Offff. Neden kalktım ki?
Yetmiyor:
“Elazığ Maden’de hortum; altı can ölü.”
-Sahi eskiden hiç duymazdık hortum haberi. Ne oldu bu doğaya? İklim değişikliği dediklerinden midir acaba?-
Ardından bir haber daha; “Meral Okay 53 yaşında akciğer kanserine yenik düşmüş.”
Yahu, bu kanser de ne kadar arttı? Ölenlerin çok büyük çoğunluğu kanser. Ecelin adı kanser oldu galiba.
İçimin karartısı artık kasvete dönüşüyor.
Bırakıyorum haber dinlemeyi.
Şemsiyemi aldığım gibi atıyorum kendimi sokağa.
Oooooo, belediyemizin kavşaklara diktiği laleler renk renk. Üstelik dün açmış olan laleler, yağmurun ve havanın soğukluğu nedeniyle yeniden gonca olmuşlar.
Resimlerini bile çekmek gelmiyor içimden.
Laleler dağıtamıyor kasvetimi.
Tam da bu sırada, sanırım biraz da dalgınlıktan yollarda var olduğunu bildiğim çukuru dolduran suya basıyorum. Ayak bileğime kadar gelen su ayakkabıma doluyor. Laleleri dikip, yollardaki çukurlara bakmayanların hatırını soruyorum, ayakkabımı çıkarıp suyunu boşaltırken.
Gazetemi ve ekmeğimi alıp yeniden eve dönüyorum.
Gazetede manşet; Başbakan’ın Çin gezisi Urumçi’den başlamış. Urumçi’de sevgi gösterileri yapılmış başbakan için.
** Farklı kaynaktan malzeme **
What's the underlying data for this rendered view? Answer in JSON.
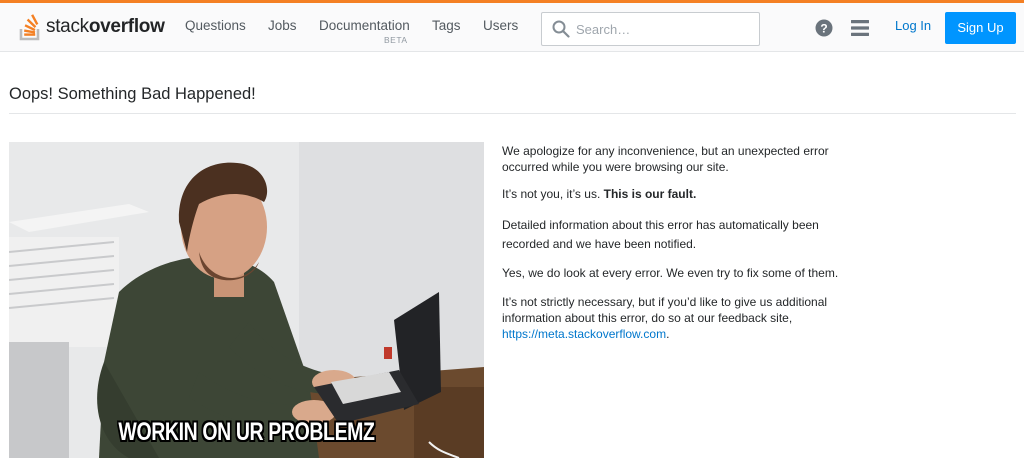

Ankara sokaklarında yapılan gösteriler geliyor aklıma. Polisin cop, tekme ve gaz bombalarıyla saldırdığı öğretmenler geliyor. Acaba diyorum, Urumçi’de başbakana sevgi gösterisinde bulunanlar biliyorlar mı Ankara sokaklarını? -Nerden bilsinler-
Yazarların düşündüklerini yazmaya korktukları ülkenin başbakanı, kaşlarını çatmış konuşuyor: Daha düne kadar sarmaş dolaş olduğu komşu ülkenin diktatörüne ateş püskürüyor.
Anadolu’da “kendi gözündeki merteği görmez, elin gözünde çöp arar” diye bir söz vardır, o geliyor aklıma.